A crest is more than a random piece of art or logo; it should be a thoughtful and memorable symbol of the best characteristics of the institution it represents. Here is more about our crest:
Having long been the symbol of infinity, the circle represents a completeness and perfection that few other shapes can illustrate. Because the curved line lacks the harsh angles of intersecting straight lines, it has come to symbolize the all-encompassing and immutable nature of God himself. The sideless circle is infinitely symmetrical, representing the Christian God who has neither body, parts, or passions.
Excellence implies hierarchy, a foundational principle for classical Christian education. Some things are more excellent than others, and our love and affections are to follow suit. St. Augustine calls this proper alignment of the soul the ordo amoris, or the “order of love.”
A variation on the medieval heater shield, this piece of our “coat of arms” represents a defense weapon that was manageable on horseback or foot. The biblical imagery of a soldier ready to defend the faith provides us with a vivid symbol of Christian discipleship.
Of the classification crux immissa, this combination of three Latin crosses and a lower sword blade is known as the cross flory fitch, or cross fitchy. Whenever three Latin crosses are used together, the symbol represents the Trinity. The sword blade at the bottom captures both a symbolism of piety and utility, as pilgrims would thrust the blade into firm ground during daily devotions and prayer, capturing an iconic picture of Christ establishing the church throughout the world. The Academy believes the cross of our Lord to be the very power of God to us who are being saved; the wellspring of all gospel activity, including the education of Christian children.

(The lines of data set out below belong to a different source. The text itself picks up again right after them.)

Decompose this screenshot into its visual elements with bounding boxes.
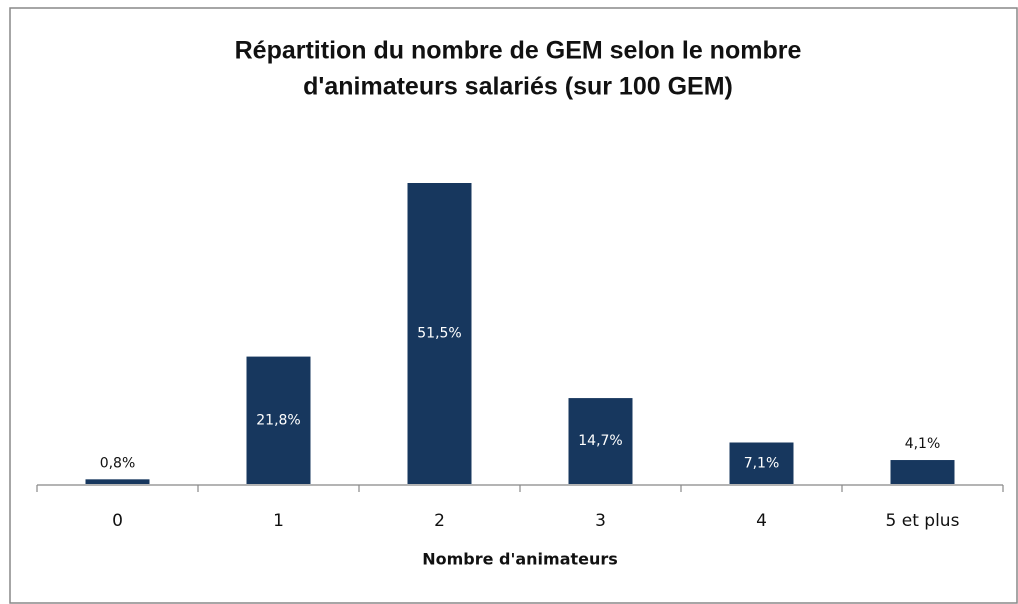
bar (729, 442, 794, 484)
bar (407, 183, 472, 484)
chart-title: Répartition du nombre de GEM selon le no… (235, 37, 802, 65)
x-tick-label: 0 (112, 511, 123, 531)
x-tick-label: 4 (756, 511, 767, 531)
bar (568, 398, 633, 484)
bar (890, 460, 955, 484)
data-label: 7,1% (744, 455, 780, 471)
x-axis-title: Nombre d'animateurs (422, 550, 618, 569)
x-tick-label: 1 (273, 511, 284, 531)
bar (85, 479, 150, 484)
x-tick-label: 5 et plus (886, 511, 960, 531)
chart-title: d'animateurs salariés (sur 100 GEM) (303, 73, 733, 101)
data-label: 0,8% (100, 455, 136, 471)
chart-frame (9, 7, 1018, 604)
bar (246, 356, 311, 484)
data-label: 21,8% (256, 412, 300, 428)
data-label: 4,1% (905, 436, 941, 452)
x-tick-label: 2 (434, 511, 445, 531)
data-label: 51,5% (417, 326, 461, 342)
data-label: 14,7% (578, 433, 622, 449)
x-tick-label: 3 (595, 511, 606, 531)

The peace, unity, and concord of God’s people is represented in our use of the olive branch. Wanting to be at peace with all men and with one another, and realizing it is the peace of Christ which guards our hearts and minds, the olive branch captures a symbol of God’s perfect wholeness come to our work and relationships.

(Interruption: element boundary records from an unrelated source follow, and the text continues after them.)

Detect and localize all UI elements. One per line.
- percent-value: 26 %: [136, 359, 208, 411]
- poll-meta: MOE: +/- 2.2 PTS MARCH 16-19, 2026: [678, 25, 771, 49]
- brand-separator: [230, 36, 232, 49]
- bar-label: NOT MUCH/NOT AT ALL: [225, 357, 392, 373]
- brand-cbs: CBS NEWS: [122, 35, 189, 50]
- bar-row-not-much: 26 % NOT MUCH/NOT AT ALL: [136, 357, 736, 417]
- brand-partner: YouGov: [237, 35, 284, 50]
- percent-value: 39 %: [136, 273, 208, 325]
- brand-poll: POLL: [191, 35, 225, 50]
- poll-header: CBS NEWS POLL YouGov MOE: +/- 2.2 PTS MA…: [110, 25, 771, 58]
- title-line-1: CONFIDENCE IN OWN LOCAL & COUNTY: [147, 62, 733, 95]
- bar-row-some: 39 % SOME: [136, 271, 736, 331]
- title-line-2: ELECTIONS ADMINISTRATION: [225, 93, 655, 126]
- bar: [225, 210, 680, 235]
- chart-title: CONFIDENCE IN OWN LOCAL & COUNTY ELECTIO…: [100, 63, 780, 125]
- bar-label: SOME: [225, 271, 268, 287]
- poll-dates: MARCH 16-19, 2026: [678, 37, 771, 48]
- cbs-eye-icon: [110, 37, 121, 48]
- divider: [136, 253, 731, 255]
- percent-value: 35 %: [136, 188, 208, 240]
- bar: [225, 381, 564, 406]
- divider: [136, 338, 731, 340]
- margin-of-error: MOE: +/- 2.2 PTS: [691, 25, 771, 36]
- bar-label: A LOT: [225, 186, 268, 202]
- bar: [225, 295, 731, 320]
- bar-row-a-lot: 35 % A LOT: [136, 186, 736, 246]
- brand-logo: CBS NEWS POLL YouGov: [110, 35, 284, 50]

This majestic half-eagle, half-lion creature of mythology has been used in Christian symbolism to represent the hypostatic union of Christ’s divine and human natures. Further, eagles have long represented dominion of the skies, and lions that of earth, together symbolizing the Lord of heaven and earth.
This symbol, which compasses the outer edge of the circular crest, represents our being bound together in Christ. As the body of Christ, our lives are intertwined at the deepest part of our being—our hearts, minds, and souls.
Verum, Bonum, Pulchrum
Translated, “the True, the Good, and the Beautiful,” these three classical “transcendentals” represent the height of our pursuit, Christ himself embodying all three. These serve as a reference point in all that we strive for at The Academy of Classical Christian Studies.
Representative of truth, this color is symbolic of the decisive goal of all academic pursuits at The Academy of Classical Christian Studies—all of which is God’s Truth.
Representative of security, reliability, and intelligence, this color is symbolic of the permanence of our model, of Christian discipleship, and of the Truth.